Par exemple, l’investissement dans le projet d’éoliennes marines en cours de réalisation en Baie de Saint Brieuc s’élève à 2,4 Milliards d’euros (Md€), pour une puissance installée de 0,5 gigawatts (GW).
Dans de telles conditions, le parc de 60 GW d’éoliennes de plus de 200 mètres de hauteur (envisagé dans le scénario M3 du rapport de RTE) conduirait à un investissement colossal proche de 300 Md€ ! C’est plus de quatre fois le coût de construction de la totalité des 58 réacteurs nucléaires (62,3 GW aujourd’hui) du parc EDF (73 Md€ selon la Cour des comptes, page 23) qui produit annuellement trois fois plus d’électricité. Le rapport coût d’investissement / énergie effectivement produite est donc… 12 fois plus élevé pour l’éolien en mer !
Même les projections les plus audacieuses sur la réduction des coûts d’investissement des éoliennes marines, n’arriveront pas à compenser un tel écart, d’autant plus qu’il faut aussi tenir compte du stockage et des moyens pilotables d’appoint pour « jongler » avec la production aléatoire et intermittente de l’éolien.

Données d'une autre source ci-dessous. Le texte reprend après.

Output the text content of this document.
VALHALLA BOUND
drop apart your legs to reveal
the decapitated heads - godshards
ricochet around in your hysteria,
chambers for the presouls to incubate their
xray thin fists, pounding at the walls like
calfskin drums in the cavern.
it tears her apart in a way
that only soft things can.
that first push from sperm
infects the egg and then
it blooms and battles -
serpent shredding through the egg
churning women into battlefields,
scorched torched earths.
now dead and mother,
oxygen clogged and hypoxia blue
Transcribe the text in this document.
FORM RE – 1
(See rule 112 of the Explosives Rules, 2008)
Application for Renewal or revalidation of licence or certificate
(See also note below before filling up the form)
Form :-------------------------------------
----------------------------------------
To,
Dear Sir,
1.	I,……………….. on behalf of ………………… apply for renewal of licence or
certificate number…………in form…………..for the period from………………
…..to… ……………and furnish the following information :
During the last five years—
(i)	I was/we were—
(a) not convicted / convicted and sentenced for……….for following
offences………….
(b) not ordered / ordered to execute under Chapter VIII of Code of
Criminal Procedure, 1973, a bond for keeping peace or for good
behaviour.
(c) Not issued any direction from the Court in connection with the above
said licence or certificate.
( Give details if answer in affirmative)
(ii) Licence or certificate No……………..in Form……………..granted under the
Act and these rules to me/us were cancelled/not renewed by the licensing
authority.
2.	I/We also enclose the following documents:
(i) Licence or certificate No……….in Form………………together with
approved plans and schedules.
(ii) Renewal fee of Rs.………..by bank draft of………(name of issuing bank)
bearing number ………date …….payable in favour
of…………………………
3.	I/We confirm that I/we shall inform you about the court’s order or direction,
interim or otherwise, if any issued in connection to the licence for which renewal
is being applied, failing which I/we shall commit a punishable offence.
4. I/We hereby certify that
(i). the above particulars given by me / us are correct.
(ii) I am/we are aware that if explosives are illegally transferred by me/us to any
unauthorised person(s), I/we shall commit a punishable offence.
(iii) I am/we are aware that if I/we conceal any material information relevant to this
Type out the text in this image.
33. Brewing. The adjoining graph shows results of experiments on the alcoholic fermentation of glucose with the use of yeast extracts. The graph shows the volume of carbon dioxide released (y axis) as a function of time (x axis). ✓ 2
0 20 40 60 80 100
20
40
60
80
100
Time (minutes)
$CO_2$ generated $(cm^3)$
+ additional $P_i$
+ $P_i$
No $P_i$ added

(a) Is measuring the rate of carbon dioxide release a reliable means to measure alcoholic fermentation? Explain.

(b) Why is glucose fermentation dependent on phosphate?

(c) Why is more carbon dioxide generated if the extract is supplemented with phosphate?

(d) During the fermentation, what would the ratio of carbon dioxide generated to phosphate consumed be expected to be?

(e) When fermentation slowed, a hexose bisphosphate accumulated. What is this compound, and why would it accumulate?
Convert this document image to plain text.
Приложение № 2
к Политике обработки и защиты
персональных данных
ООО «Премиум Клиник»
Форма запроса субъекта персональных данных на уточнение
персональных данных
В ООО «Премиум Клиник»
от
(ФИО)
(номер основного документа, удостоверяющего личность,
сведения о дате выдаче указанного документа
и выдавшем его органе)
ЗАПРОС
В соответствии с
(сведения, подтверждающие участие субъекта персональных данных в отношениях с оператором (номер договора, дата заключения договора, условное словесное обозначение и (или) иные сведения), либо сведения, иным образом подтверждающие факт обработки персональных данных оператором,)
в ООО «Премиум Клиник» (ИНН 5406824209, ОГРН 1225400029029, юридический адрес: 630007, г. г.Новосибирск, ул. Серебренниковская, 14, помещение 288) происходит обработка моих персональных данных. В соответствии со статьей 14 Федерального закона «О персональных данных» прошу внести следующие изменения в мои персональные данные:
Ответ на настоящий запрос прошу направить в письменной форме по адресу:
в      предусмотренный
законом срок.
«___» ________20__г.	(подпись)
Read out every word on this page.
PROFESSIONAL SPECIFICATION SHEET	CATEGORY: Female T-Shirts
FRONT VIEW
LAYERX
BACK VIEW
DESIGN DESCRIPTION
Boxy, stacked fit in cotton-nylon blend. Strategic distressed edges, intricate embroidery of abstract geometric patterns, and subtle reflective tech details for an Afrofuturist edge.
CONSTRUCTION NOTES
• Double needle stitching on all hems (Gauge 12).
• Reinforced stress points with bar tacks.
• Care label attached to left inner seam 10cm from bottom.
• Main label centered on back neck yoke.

Avec l’explosion de la dette en cours, c’est le moment de faire des économies sur les énergies les moins efficaces et les plus subventionnées (les renouvelables) pour soulager la France des poids morts.
Acceptation sociétale ?
Le volet sociétal des évaluations devra intégrer les problèmes soulevés par l’acceptation de plus en plus difficile des parcs éoliens.
Un rapport de l’Académie Nationale de Médecine adopté le 9 mai 2017 sur les nuisances sanitaires des éoliennes terrestres indique : « …si l’éolien terrestre ne semble pas induire directement des pathologies organiques, il affecte au travers de ses nuisances sonores et surtout visuelles la qualité de vie d’une partie des riverains et donc leur « état de complet bien-être physique, mental et social » lequel définit aujourd’hui le concept de santé.
L’énergie nucléaire émet très peu gaz à effet de serre, son impact sur l’environnement est négligeable, y compris en tenant compte de la gestion de ses déchets.
C’est aussi une industrie sûre, fiable, pilotable, presqu’entièrement nationale avec de fortes implantations qui irriguent tout le territoire, créatrice d’un grand nombre d’emplois (220 000 aujourd’hui en France), compétitive, et elle est même exportatrice. C’est un domaine d’excellence de la France envié dans le monde entier.
Qui dit mieux ?
Il en résulte que vouloir à tout prix éradiquer l’énergie nucléaire est un non-sens et un gâchis impardonnable du gouvernement. C’est un dictat idéologique ne reposant sur aucune donnée objective.
Il est donc injustifié et contre-productif d’examiner uniquement des scénarios dans lesquels les énergies renouvelables dominent le paysage énergétique français.
Et pourquoi ne pas étudier un possible scénario 100% nucléaire en 2050 ?
Le rapport de RTE « Futurs énergétiques 2050 » précise (page 60) : « …la flexibilité de certains usages électriques dépend fortement des modes de vie et des comportements des consommateurs ».
Dit autrement, « énoncez vos besoins… et RTE vous dira comment vous en passer ».
L’abandon de l’énergie nucléaire dans notre pays conduirait fatalement à restreindre de gré ou de force les besoins et le niveau de vie des Français et représenterait un suicide collectif.